Tra le prime dieci, l’ultima, “Megapolis”, vanta “solo” 706 miliardi; la nona, “Nornikel” (metalli non ferrosi; 733 miliardi) era stata uno dei giganti dell’industrializzazione degli anni ’30; sarebbe interessante sapere, nota su Forum.msk Dmitrij Čërnyj, che si firma “cittadino dell’URSS”, cosa ne pensino tutti coloro che “incensano Putin per la rinascita dello statalismo russo”. Dicono che “l’industria è cresciuta ottimamente con Putin? Ma è solo quella privata, signori miei, l’industria privata, che a noi, ai compagni, non ai signori, è stata rubata, col programma statale di privatizzazioni (e questo non è il “Piano Dulles”: è la realtà!) durante tutte le ondate di privatizzazione, che ci fosse Eltsin, Putin, Medvedev e ancora Putin… Trentacinquemila, come minimo, le fabbriche spazzate via solo dal 2005 al 2012”.

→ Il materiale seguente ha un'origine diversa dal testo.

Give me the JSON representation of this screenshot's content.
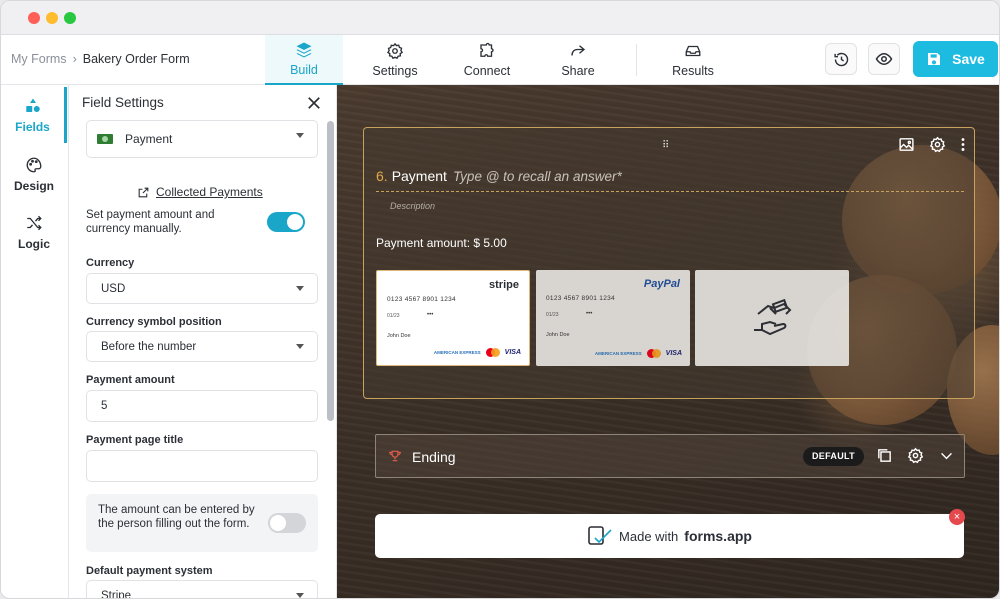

E sempre da Forbes, apprendiamo che 20 proprietari fondiari controllano in Russia quasi 8 milioni di ettari di terreno (grosso modo: la Rep. Ceca), per 471,6 miliardi di rubli. Prima in classifica, “Agrokompleks”, di proprietà dell’ex Ministro dell’agricoltura Alexandr Tkačev, con 649.000 ha, per un valore di 68,5 miliardi di rubli (1 miliardo di dollari). Ma la maggiore estensione (1 milione di ha, anche se il valore è di “soli” 45 miliardi di rubli) è quella della “Miratorg”, dei fratelli Linnikov: si dice, malignamente, imparentati con la moglie del Primo ministro Dmitrij Medvedev, Svetlana Linnik.

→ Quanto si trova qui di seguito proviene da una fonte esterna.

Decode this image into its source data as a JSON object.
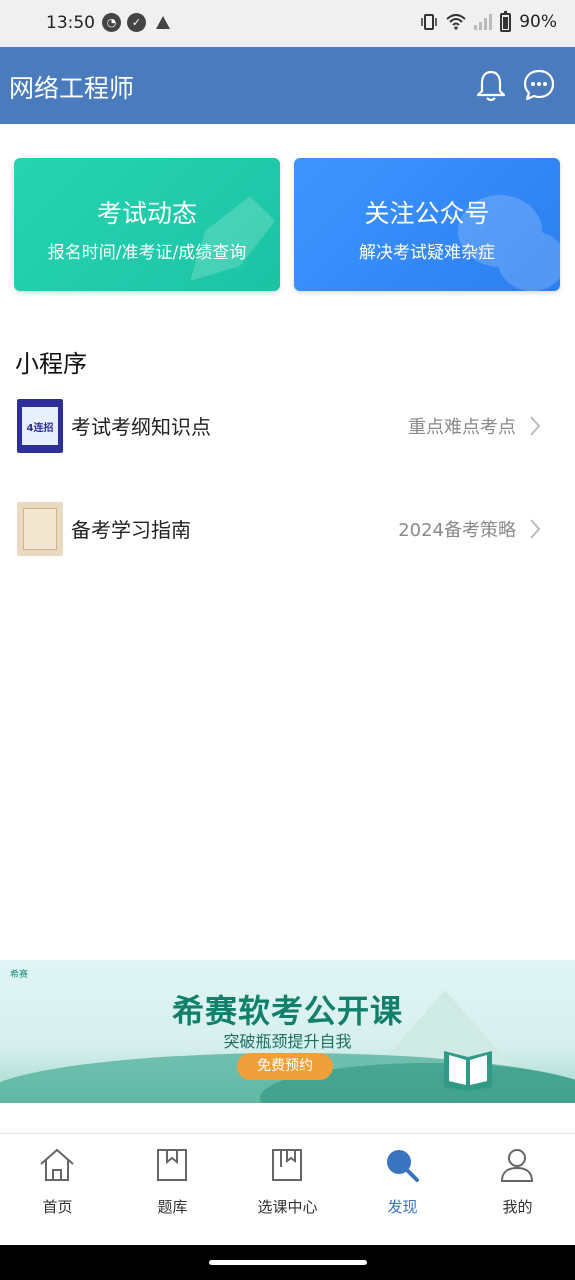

Anche su questo, fanno leva i liberali russi per riempire le strade di Mosca nelle manifestazioni care ai media di casa nostra: la collusione danarosa tra business e potere (locale o centrale). Su questo, alzano le voci per chiedere che lo stato abbandoni sempre più le proprie posizioni e lasci tutto ai privati.

Vari raduni e manifestazioni, in occasione dell’anniversario del “ottobre nero” del 1993, si sono tenute ieri, indette da alcune organizzazioni comuniste, in diverse delle maggiori città russe, Mosca compresa. Oggi se ne svolgeranno altre, organizzate da altri partiti della sinistra e comunisti. Non ci sono stati, ieri, e non ci saranno nemmeno oggi, i liberali, nelle strade di Mosca. Loro, nel 1993, erano alle spalle dei carri armati e indicavano chi colpire.